居場所をなくした窃盗犯が住み着いた部屋
「霊視商法などが問題になった新興宗教の寺院跡で、法人は解散命令を受けています。ここには信徒らのノートなどが大量に残されていて、そのご家族のことなどを考えるといたたまれない気持ちになりました。

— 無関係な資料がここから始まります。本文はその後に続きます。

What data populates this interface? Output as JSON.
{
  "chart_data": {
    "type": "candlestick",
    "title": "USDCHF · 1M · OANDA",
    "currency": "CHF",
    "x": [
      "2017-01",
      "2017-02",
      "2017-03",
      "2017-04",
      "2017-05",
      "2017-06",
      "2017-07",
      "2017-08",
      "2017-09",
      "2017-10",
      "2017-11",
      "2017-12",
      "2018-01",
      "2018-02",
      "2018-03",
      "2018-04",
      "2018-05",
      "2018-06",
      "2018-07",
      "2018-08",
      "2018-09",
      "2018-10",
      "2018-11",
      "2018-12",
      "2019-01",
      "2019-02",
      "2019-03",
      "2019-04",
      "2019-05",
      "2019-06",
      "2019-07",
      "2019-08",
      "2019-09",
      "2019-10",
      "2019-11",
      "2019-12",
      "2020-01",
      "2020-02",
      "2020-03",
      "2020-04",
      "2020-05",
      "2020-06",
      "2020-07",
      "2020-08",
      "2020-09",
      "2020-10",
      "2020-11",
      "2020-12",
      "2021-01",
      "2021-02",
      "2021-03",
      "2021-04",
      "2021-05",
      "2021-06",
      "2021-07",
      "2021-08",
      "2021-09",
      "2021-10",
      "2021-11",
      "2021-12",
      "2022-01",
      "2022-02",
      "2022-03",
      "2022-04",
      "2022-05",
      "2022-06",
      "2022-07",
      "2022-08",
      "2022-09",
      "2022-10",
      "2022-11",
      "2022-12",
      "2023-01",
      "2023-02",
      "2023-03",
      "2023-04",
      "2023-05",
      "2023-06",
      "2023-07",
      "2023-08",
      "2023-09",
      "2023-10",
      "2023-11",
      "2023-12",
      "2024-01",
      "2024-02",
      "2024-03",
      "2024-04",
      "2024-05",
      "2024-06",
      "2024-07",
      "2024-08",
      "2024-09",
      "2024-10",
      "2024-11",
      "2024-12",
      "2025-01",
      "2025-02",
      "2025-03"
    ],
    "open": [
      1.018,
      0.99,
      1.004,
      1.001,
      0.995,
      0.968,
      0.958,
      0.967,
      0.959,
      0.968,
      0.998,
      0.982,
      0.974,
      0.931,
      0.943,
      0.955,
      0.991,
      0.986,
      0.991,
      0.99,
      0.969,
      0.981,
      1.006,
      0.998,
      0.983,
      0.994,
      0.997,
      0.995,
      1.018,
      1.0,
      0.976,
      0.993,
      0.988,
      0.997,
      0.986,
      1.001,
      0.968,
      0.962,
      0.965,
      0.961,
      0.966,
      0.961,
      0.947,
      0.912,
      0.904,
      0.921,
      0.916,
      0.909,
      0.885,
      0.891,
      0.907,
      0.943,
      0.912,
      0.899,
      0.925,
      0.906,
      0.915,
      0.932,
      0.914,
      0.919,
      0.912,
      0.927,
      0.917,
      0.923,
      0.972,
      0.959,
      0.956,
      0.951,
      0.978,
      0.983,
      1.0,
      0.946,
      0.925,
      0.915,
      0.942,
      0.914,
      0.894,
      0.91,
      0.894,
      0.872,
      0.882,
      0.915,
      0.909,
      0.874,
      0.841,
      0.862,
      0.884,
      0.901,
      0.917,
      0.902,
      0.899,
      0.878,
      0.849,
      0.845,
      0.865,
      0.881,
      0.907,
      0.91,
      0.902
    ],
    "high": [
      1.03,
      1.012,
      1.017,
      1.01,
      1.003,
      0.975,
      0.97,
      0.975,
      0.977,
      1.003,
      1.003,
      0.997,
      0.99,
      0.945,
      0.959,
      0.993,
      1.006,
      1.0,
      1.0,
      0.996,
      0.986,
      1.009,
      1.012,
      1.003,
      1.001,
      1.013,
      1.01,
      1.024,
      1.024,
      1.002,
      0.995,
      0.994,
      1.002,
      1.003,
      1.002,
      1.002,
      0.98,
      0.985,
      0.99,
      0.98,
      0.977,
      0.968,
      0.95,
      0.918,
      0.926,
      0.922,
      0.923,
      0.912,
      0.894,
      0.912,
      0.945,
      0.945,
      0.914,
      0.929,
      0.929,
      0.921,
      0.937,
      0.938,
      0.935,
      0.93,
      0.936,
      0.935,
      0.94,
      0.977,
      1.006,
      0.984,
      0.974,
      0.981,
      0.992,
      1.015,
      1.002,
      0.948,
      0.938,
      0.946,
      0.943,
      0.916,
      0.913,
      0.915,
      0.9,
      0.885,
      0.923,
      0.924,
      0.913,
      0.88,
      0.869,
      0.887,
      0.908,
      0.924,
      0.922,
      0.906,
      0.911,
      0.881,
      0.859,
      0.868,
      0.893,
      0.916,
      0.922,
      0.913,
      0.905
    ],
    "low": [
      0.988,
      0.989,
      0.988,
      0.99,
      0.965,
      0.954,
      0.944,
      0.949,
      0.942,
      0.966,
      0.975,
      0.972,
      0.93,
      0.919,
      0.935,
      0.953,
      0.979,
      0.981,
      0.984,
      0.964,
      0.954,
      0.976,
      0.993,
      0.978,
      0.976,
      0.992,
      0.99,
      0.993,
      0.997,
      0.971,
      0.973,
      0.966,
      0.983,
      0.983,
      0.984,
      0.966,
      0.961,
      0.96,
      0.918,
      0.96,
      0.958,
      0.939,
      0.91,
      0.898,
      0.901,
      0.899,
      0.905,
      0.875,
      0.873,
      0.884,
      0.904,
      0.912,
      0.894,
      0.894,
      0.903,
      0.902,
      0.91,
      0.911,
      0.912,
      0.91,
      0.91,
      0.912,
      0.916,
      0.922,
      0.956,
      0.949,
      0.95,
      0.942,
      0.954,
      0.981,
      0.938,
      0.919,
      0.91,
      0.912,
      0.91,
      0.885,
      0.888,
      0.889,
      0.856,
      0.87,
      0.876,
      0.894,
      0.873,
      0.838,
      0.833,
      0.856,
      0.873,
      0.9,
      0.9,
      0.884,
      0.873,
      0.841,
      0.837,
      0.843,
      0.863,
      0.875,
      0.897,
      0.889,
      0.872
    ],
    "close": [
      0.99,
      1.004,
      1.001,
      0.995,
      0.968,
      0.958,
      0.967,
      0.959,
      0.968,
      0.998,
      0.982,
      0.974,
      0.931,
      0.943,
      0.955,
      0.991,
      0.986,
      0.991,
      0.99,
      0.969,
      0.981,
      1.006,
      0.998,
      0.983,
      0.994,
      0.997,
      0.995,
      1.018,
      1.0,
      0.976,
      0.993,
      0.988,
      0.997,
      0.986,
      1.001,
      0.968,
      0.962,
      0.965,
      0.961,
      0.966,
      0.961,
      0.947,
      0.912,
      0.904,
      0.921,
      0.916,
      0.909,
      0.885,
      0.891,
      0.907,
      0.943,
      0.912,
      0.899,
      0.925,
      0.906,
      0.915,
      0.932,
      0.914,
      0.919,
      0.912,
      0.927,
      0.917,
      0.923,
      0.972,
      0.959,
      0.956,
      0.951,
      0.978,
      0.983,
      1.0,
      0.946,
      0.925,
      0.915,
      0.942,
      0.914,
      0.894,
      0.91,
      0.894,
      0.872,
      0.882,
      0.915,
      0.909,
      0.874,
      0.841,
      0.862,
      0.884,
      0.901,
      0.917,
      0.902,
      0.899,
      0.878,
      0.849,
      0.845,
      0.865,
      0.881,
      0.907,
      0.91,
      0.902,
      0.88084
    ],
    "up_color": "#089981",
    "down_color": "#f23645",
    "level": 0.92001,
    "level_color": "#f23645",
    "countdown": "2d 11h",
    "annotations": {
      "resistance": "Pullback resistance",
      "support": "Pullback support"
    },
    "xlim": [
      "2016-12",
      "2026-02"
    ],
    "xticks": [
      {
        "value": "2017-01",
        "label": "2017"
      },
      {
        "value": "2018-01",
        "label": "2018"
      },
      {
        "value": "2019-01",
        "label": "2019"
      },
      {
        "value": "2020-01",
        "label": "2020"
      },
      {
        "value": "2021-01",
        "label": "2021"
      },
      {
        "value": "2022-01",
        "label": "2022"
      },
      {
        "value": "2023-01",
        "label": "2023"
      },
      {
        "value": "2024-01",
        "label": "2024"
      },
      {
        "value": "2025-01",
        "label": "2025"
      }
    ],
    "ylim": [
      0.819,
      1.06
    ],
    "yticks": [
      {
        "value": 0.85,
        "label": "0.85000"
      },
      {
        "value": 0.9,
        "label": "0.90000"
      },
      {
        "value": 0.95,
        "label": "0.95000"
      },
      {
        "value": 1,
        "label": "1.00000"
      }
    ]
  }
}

部屋とは違うかもしれませんが、一間だけの小さな堂宇は壁一面に位牌が並べられていて、それが長年の風雪で雪崩のように倒れかかっているのが圧巻でした。霊視商法自体はただのインチキでしょうが、そこにすがった、すがらざるを得なかった人々の思いは本物です。そういう念の降り積もった姿のように感じました」
ここは火災の跡があり、これまでの中でもとくに惨い形を残している。人のいた痕跡と、今ではどう頑張っても住むことができないほどにボロボロに崩れ落ちた建物のコントラストが印象的だ。
最後、4つ目は千葉県のホテル。
「ここはホテルが貸別荘に転用された、あるいはその逆に貸別荘が後に宿泊施設に使われたらしい建物で、7階建てもあるのに各室に浴室がなく、1階の共同浴場も家庭の風呂くらいのサイズしかない、わけのわからない建物でした」
「この建物の最上階の1室に、明らかに閉業後に人が生活していた痕跡がありました。残されていた郵便物や書類などから、窃盗犯が住む場所を失って暮らしていたようです。
裁判所からの通知などもあったため、逃亡というよりはすでに捕まって出所してきた後にホームレスになったのでは、という印象です(逃亡潜伏中だったら凄いですが)。1つの部屋は生活部屋として割と綺麗に整頓されていて、隣の部屋はゴミで一杯になっていました」
「おそらくこの人も好きでこそ泥などやっていたわけではないでしょうし、もしすでに償って出てきた後なら、この放浪生活はあまりに不憫です。犯罪はいけませんが、更生した人が再び罪を犯すことのないよう、再出発を応援できる社会であってほしいです。まぁ、実際会ってみたら同情の余地もないクズ人間なのかもしれませんが……」
前述のように廃墟には人が住み着くこともあり、廃ホテルなどにはホームレスが住み着いていることがよくあるという。実際にHaikenさんは、遭遇したこともあるそうだ。
「向こうは熟睡、こちらも静かに行動していたため、踏んでしまいそうになるほど近づくまで気がつきませんでした。起こさないようにそっと立ち去りましたが、今までに廃墟を見てきた中で、これが一番のびっくりでしたね」
また廃墟といえば、霊的な怖さも想像してしまうが、Haikenさん自身は霊感などはなく、そこに関心もないという。そのため、超常現象に出会った経験もないが、遺体が発見されたことで知られる宮崎県の某ホテルでは、廃墟慣れしたHaikenさんでもなんともいえないイヤな圧力を感じ、「一刻も早く立ち去らなければ……」と思ったことがあるとか。